Tech savvy connecting at Hackerspace
It just might be the fastest growing club in town.
Nelson Tech Club started out in the back room of a local computer store and as word spread – almost in a rumour-like fashion, more and more new people came to check it out, said club president Brad Pommen.
“It seemed every week someone new would come through the doors,” he said. “We almost had to keep it under wraps sometimes because we knew if we had another influx of people, we’d have nowhere to put them.”
Tech Club is an inclusive club focusing on computers, programming, electronics and robotics – all under the umbrella of technology. They host weekly meetings called Hackerspace at the Selkirk College Annex Building up at the 10th street campus.
Started in Oct. 2010 by Pommen, a computer programmer by trade, the club just celebrated its second anniversary having moved four times prior to their current location. Over 200 new people have attended a Hackerspace since its inception.
When Pommen moved to Nelson that spring, he knew there was a bit of a technology following; it was a matter of connecting and organization.
“These are all areas that pique everybody’s interest and this is the social outlet to share it at,” he said.
Tech club members are anyone with a keen interest in technology whether they’re involved in the industry directly or not. All ages are represented from seven to 70-years-old, said Pommen.
“Because of the varied experience of the members, you get some people that will know one subject and know nothing about another one. It’s varied so anyone who comes though the door, will typically find a few people that will have an idea what he or she is talking about,” he said. “There are all levels of experience. Some people can barely turn on a computer and others know how to program it. We really try and find ways that everyone can talk the same language.”
There are about 15 to 30 people at any given meeting and the group delves into projects involving media and design, photo shopping and video editing or programming video games. They use equipment such as soldering irons and something called an Arduino, a computer controller about the size of a pack of gum. It allows the hook up of sensors, buttons and lights – anything that allows you to make an interactive project.
“It can be an art project. This can be a tracker that watches the sun and moves something along the way. It can be a door sensor. It can be pretty much anything that anyone can dream up,” said Pommen. “You can modify a toy, modify a gadget and hook this up to it and it ads a whole new level that you couldn’t do otherwise. It opens up doors and breaks down the barriers for you.”
The Arduino allows computer programming to go from the screen to the physical world so enhances the learning experience, he said.
“It allows real world objects to now become your playthings in a digital world. With things like iPhones and such, they’re built so you can never really play with them or tamper with them or fix them, really,” described Pommen with great enthusiasm. “This is the whole other side of the coin where you can do that. You can solder things, you can break things on purpose but do it in a way that it actually makes sense.”
Getting their hands into things are Thibaud (16) and Akira (14) Engelbrecht.
Thibaud joined Tech Club after attending with his younger brother and friends. He wasn’t sure at first and spent the first meeting watching what the others were doing.

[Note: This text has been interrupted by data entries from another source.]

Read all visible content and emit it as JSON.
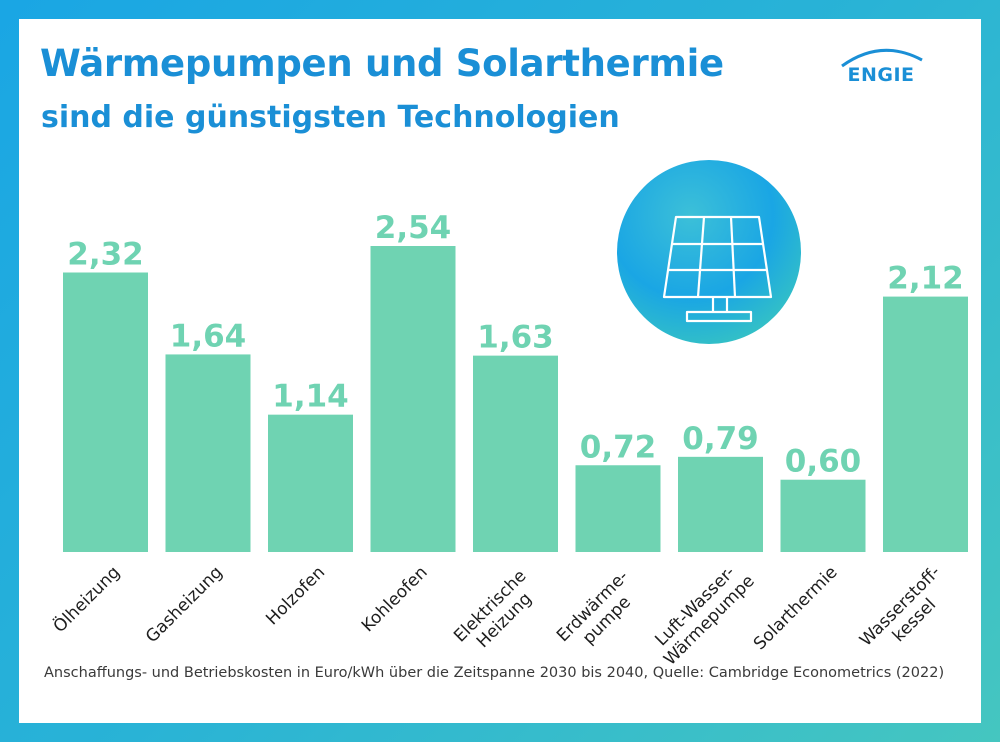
{
  "header": {
    "title": "Wärmepumpen und Solarthermie",
    "subtitle": "sind die günstigsten Technologien"
  },
  "brand": {
    "logo_text": "ENGIE",
    "color": "#1a8fd6"
  },
  "colors": {
    "bar": "#6fd3b2",
    "label": "#6fd3b2",
    "title": "#1a8fd6",
    "frame_start": "#1aa6e4",
    "frame_end": "#45c6c0"
  },
  "icon": {
    "name": "solar-panel-icon"
  },
  "chart_data": {
    "type": "bar",
    "title": "Wärmepumpen und Solarthermie",
    "subtitle": "sind die günstigsten Technologien",
    "categories": [
      [
        "Ölheizung"
      ],
      [
        "Gasheizung"
      ],
      [
        "Holzofen"
      ],
      [
        "Kohleofen"
      ],
      [
        "Elektrische",
        "Heizung"
      ],
      [
        "Erdwärme-",
        "pumpe"
      ],
      [
        "Luft-Wasser-",
        "Wärmepumpe"
      ],
      [
        "Solarthermie"
      ],
      [
        "Wasserstoff-",
        "kessel"
      ]
    ],
    "values": [
      2.32,
      1.64,
      1.14,
      2.54,
      1.63,
      0.72,
      0.79,
      0.6,
      2.12
    ],
    "value_labels": [
      "2,32",
      "1,64",
      "1,14",
      "2,54",
      "1,63",
      "0,72",
      "0,79",
      "0,60",
      "2,12"
    ],
    "ylim": [
      0,
      2.54
    ],
    "grid": false,
    "legend": "none"
  },
  "footer": {
    "source": "Anschaffungs- und Betriebskosten in Euro/kWh über die Zeitspanne 2030 bis 2040, Quelle: Cambridge Econometrics (2022)"
  }
}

“It was fun,” he said and has since returned every week.
The boys’ mom, Maya Engelbrecht is enthusiastic about the potential for learning that this club gives her sons.
“The club provides an great opportunity for my teenage boys to explore technology in a small town and to learn from others who share the same interests,” she said.
Mentoring young technology savvy kids is an important component of the club, explained Pommen. He wants to see more connection to schools where these subjects aren’t readily available for students already exhibiting a keen interest. Hackerspace isn’t about doing a project for someone; it’s about showing them the way or leading by example.
“One person does something and everyone learns from that example,” he said.
Other communities are also learning from the example Nelson Tech Club is setting.
A very popular event held in November, RoboGames featured robots using Arduino brains. Over 100 people attended the games for 11 to 17-year-olds.
“Those people are now talking about the tech club and what we’re doing. We’re branching out to about a 100-mile radius in the community now. From Trail to Rossland to Kaslo and New Denver, Creston to Kelowna, people are connecting to our club to find out how they can start this up in their community,” said Pommen.
Hackerspace host Selkirk College has supported the club from the very beginning, because they see that continuing education component. They recognize Tech Club introduces programs to kids who will become their next generation of students. These connections are something that Pommen is happy to maintain and grow.
“We’re excited to find ways to get the community more involved,” he said.
As the club advances with that comes members with expertise on grant writing. Tech club recently secured $4000 earmarked for new laptops.
“It’s just been a tremendous year of growth for the club and we’re excited to see what we can do with it,” Pommen said.
There are over 1000 Hackerspaces worldwide with the local group meeting on Wednesdays from 6 to 8 p.m. There is a $2 drop in fee to support tools needed.